I met him on a chilly night in Fulton, Missouri. By this time the talk about lefties had gotten to my head. The score was 2-1 in our favor at the top of the ninth, and I was scheduled to be the first man at the plate. Buck O'Neil, the Monarch manager, jumped from the dugout and headed for the field to wave Collins in. I watched Collins trot from center field to the mound. He fired three or four warm-up pitches, all sounding like cherry bombs exploding. I handed the bat to a right-handed buddy of mine and told him he was pinch-hitting for me. He responded by letting me know I wasn't the manager. I told him I didn't need a manager to manage my own life.

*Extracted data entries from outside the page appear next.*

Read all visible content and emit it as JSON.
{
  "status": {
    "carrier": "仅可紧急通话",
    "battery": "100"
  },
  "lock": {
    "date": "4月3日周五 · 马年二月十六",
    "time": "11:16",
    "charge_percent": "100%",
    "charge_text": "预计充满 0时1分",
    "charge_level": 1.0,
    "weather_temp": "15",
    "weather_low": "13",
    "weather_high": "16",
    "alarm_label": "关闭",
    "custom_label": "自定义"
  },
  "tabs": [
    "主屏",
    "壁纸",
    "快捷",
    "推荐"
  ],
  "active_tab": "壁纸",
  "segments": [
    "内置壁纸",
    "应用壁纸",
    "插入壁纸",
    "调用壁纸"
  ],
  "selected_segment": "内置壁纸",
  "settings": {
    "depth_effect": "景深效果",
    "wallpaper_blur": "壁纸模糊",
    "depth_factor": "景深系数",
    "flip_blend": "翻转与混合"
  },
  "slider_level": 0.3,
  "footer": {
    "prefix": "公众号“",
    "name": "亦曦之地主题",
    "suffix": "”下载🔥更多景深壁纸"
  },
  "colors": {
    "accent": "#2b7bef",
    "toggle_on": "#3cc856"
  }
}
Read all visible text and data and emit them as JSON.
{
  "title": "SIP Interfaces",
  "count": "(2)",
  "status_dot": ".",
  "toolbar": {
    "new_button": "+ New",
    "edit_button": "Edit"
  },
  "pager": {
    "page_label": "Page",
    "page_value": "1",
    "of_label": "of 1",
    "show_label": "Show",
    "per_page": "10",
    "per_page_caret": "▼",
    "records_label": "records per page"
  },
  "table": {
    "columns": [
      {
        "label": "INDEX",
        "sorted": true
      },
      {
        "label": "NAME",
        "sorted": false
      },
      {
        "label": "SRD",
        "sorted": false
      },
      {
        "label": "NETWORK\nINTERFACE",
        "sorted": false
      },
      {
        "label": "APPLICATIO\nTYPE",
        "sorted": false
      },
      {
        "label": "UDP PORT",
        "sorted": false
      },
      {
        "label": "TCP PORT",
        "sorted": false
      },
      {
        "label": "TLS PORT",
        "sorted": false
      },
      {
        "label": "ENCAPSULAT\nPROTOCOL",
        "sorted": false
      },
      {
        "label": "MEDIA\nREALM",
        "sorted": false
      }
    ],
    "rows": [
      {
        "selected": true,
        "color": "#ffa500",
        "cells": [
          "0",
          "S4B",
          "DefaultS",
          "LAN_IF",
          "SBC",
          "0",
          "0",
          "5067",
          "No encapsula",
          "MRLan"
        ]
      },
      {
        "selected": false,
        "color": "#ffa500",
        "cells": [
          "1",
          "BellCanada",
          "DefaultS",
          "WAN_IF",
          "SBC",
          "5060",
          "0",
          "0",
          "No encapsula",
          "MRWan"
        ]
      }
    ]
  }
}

After the argument between Goose and I subsided, I proceeded to the plate and swung at every ball that came my way — whether it was over my head or hit the ground before reaching the plate. Yes, I was superstitious.



Prince Joe Henry, one of professional baseball's original "clowns," was an all-star infielder for Negro League baseball teams in Memphis, Indianapolis and Detroit throughout the 1950s. But up until the late 1940s, Prince Joe didn't know anything about the Negro Leagues. His knowledge of organized baseball was limited to the Cardinals and Browns games he attended during his preteen years at Sportsman's Park, accompanied by lifelong buddy Eugene "Gene" Crittendon, who could pass for white.

Perhaps Henry's most vivid memory of those games: Upon entry, white ushers would politely escort the boys to a small section of the left-field stands reserved for "Colored." After climbing past several tiers of bleachers, they'd arrive at their stop, rows and rows behind their white counterparts.

Even at a young age, the boys were conscious of the double standard -- and determined to vent their disdain. The opportunity would arise with the urge to urinate. Rather than head for the latrine, the boys would edge their way to the front of the section and let fly. As the liquid foamed its way down the concrete steps toward the white kids, Henry and his pal would ease back and relax, politely rooting for the visiting team to beat the hell out of the Browns or the Cards.

After all, Henry and Crittendon hailed from Brooklyn, Illinois, a small, predominantly black township just east of the Mississippi River. So hospitable were the residents of Brooklyn that they were known to take in a rank stranger, treat him to breakfast, lunch, supper and a night out on the town -- and afterward, if he messed up, treat him to a good ass-whippin'.